"When? how?" he asked, wonderingly.
"She was at the house-party Mr. Saunders gave last summer, and he introduced us on the road one day," Dolly explained, with an indignant toss of the head. "Oh, I could never—never like her. She treated me exactly as if I had been a hireling. She is your sister, but Lord deliver me from such a woman. Well, what's the use denying it—she is part of my premonition. You may settle your business troubles satisfactorily, but if—if you should tell her about me, she will move heaven and earth to convince you that I am unworthy of your notice."
"Nonsense!" he began; but with a sad little shake of the head she hurried away.
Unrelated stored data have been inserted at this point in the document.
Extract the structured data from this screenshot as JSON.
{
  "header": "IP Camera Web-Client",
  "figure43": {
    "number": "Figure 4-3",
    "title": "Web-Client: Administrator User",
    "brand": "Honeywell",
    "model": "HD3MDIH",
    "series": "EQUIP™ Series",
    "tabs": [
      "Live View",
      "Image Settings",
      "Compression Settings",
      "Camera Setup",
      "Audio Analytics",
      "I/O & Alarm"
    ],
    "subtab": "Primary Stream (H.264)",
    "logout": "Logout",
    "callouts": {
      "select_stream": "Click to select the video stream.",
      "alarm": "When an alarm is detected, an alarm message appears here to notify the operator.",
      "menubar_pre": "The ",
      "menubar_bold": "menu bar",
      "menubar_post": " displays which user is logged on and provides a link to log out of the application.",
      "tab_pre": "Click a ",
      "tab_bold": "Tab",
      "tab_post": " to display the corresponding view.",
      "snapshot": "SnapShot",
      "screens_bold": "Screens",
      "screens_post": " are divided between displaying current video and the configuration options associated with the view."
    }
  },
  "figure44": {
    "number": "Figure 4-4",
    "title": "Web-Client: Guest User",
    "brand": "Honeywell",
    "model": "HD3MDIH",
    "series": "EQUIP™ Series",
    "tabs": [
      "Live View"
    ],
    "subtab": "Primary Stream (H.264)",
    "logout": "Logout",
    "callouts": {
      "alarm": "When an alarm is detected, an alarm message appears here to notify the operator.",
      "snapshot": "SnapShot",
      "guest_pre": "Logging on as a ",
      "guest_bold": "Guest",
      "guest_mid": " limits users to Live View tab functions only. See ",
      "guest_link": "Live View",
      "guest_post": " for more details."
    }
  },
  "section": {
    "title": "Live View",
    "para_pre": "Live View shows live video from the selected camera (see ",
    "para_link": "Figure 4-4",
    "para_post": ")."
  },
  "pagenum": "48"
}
Left alone, Mostyn's heart sank into the lowest ebb of despair. Back and forth he strode, trying to shake off his despondency, but it lay on him like the weight of a mountain. What would the morrow bring forth? To him his sister's objections would be the very least. The real disaster lay in the matter Dolly's pure mind could not have grasped. He took out the letter Saunders had brought and read it again.
"She is simply desperate—the little cat!" he cried. "I might have known she would turn on me. For the last three months she has been 'a woman scorned,' and she is not going to be easily put aside. Fool, fool that I was, and always have been, I deserve it! It may ruin me—men have been ruined by smaller things than this. Can this be the beginning of my end?" He sank into the chair Dolly had vacated and rocked back and forth. Suddenly he had a sort of inspiration.
"I might take the midnight train," he reflected. "Why, yes, I could do that, and have my trunk sent on to-morrow. In that case I'd avoid riding back with Saunders and be there early in the morning. Surely she will be quiet that long."
CHAPTER XIV
Mostyn reached the city at five o'clock in the morning. The sun was just rising over the chimneys and dun roofs of the buildings. He lived in the house of his widowed sister, Mrs. John Perkins Moore, in a quiet but fashionable street, and thither he went in one of the numbered cabs which, in charge of slouching negro drivers, meet all trains at the big station.